Ytalia will be held primarily at Forte di Belvedere, one of Florence’s main stages for contemporary art, though parts of the large-scale exhibition will extend beyond the borders of the venue, with artworks on display at an additional 8 sites, including the Palazzo Vecchio, Uffizi Gallery, Palatine Gallery and Modern Art Gallery in Palazzo Pitti, Boboli Gardens, Santa Croce, Marino Marini Museum and Museo Novecento. The effort behind involving so many institutions intends to breathe life into a true “scattered” museum throughout the historic city center, amidst museums and gardens, funerary chapels and political spaces, galleries and studioli, cloisters and crypts.

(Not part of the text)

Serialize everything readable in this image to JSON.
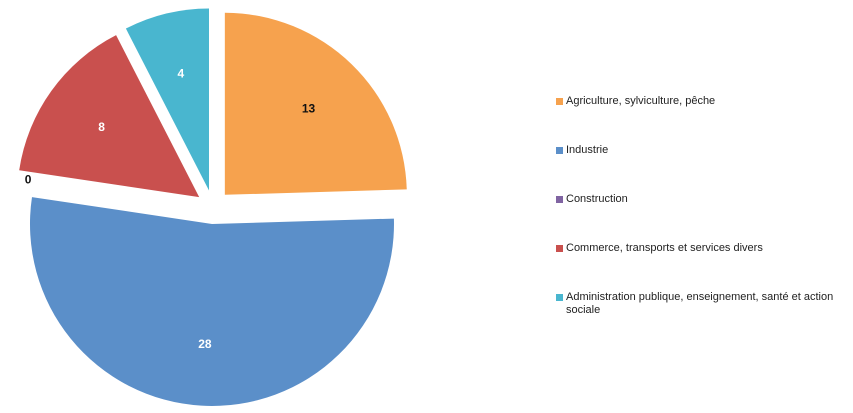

Some works will be site-specific installations while others, already firmly set in the canon of contemporary art, will be at the center of an entirely new staging in these historic palaces, museums and gardens. Whatever their status, the nearly 100 artworks will no doubt activate a dialogue between past and present. As Patrizia Asproni, president of the Marino Marini Museum, said, it is “a dialogue between ancient and contemporary that aims to create a fresh connection among the city’s institutions, in a simple complexity that allows us to recognize occurrences and evolutions that otherwise would have escaped us.”
Some common features, shared values and substantial differences are expected to emerge from bringing together this wide range of artists, like inspirations and formal processes, spotlighting unique circumstances in Italian art history, in which individualism prevailed and defined each further experimentation.
Updated May 3, 2017, 1.45pm
For the exhibition, the "Forte Card" will be introduced, granting City of Florence residents access to Forte di Belvedere for free for the duration of Ytalia. The card will be offered upon purchasing an initial ticket to the Forte, at 2 euro.